[gpfsug-discuss] GPFS architecture choice: large servers or directly-attached clients?

mark.bergman at uphs.upenn.edu mark.bergman at uphs.upenn.edu
Mon Mar 11 19:26:58 GMT 2013


I'm in the process of planning a new HPC cluster, and I'd appreciate getting
some feedback on different approaches to the GPFS architecture.

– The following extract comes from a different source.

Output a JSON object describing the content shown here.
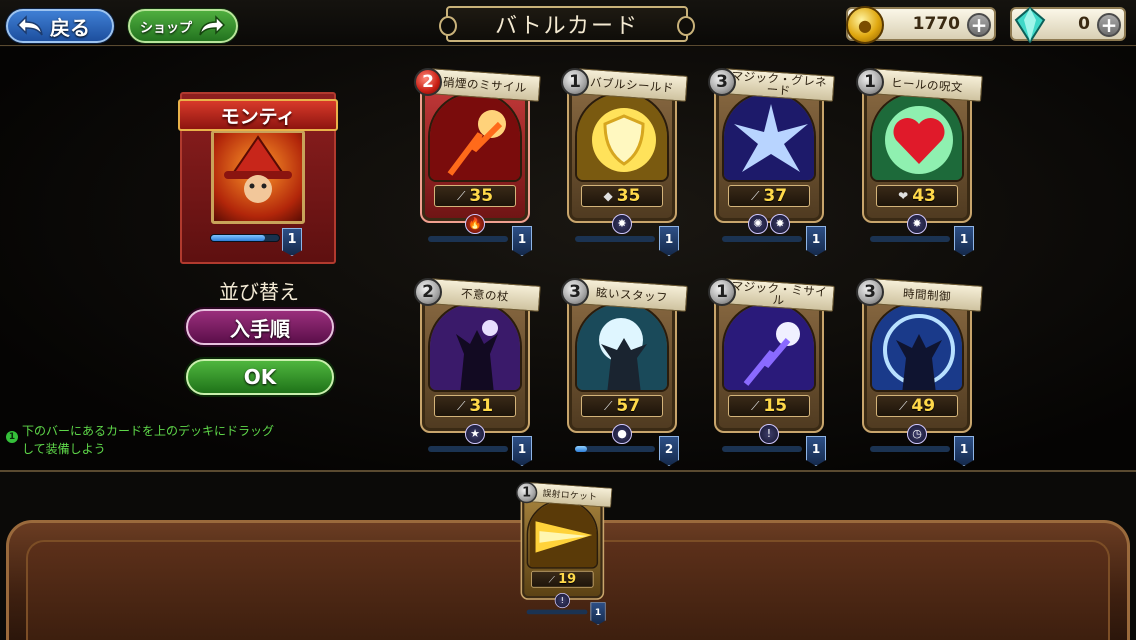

The cluster will have about 25~50 nodes initially (up to 1000 CPU-cores),
expected to grow to about 50~80 nodes.

The jobs are primarily independent, single-threaded, with a mixture of
small- to medium-sized IO, and a lot of random access. It is very common to
have 100s or 1000s of jobs on different cores and nodes each accessing
the same directories, often with an overlap of the same data files.

For example, many jobs on different nodes will use the same executable
and the same baseline data models, but will differ in individual data
files to compare to the model.

My goal is to ensure reasonable performance, particularly when there's a lot
of contention from multiple jobs accessing the same meta-data and some of the
same data.

My question here is in a choice between two GPFS archicture designs
(the storage array configurations, drive types, RAID types, etc. are
also being examined separately). I'd really like to hear any suggestions
about these (or other) configurations:

[1] Large GPFS servers
	About 5 GPFS servers with significant RAM. Each GPFS server would
	be connected to storage via an 8Gb/s fibre SAN (multiple paths)
	to storage arrays.

	Each GPFS server would provide NSDs via 10Gb/s and 1Gb/s (for legacy 
	servers) ethernet to GPFS clients (computational compute nodes). 

		Questions:

			Since the GPFS clients would not be SAN attached
			with direct access to block storage, and many
			clients (~50) will access similar data (and the
			same directories) for many jobs, it seems like it
			would make sense to do a lot of caching on the
			GPFS servers. Multiple clients would benefit by
			reading from the same cached data on the servers.

			I'm thinking of sizing caches to handle 1~2GB
			per core in the compute nodes, divided by the
			number of GPFS servers.  This would mean caching
			(maxFilesToCache, pagepool, maxStatCache) on the
			GPFS servers of about 200GB+ on each GPFS server.

			Is there any way to configure GPFS so that the
			GPFS servers can do a large amount of caching
			without requiring the same resources on the
			GPFS clients?

			Is there any way to configure the GPFS clients
			so that their RAM can be used primarily for
			computational jobs?

[2] Direct-attached GPFS clients
	About 3~5 GPFS servers with modest resources (8CPU-cores, ~60GB RAM).

	Each GPFS server and client (HPC compute node) would be directly
	connected to the SAN (8Gb/s fibre, iSCSI over 10Gb/s ethernet,
	FCoE over 10Gb/s ethernet).

	Either 10Gb/s or 1Gb/s ethernet for communication between GPFS nodes.

	Since this is a relatively small cluster in terms of the total
	node count, the increased cost in terms of HBAs, switches, and
	cabling for direct-connecting all nodes to the storage shouldn't
	be excessive.


Ideas? Suggestions? Things I'm overlooking?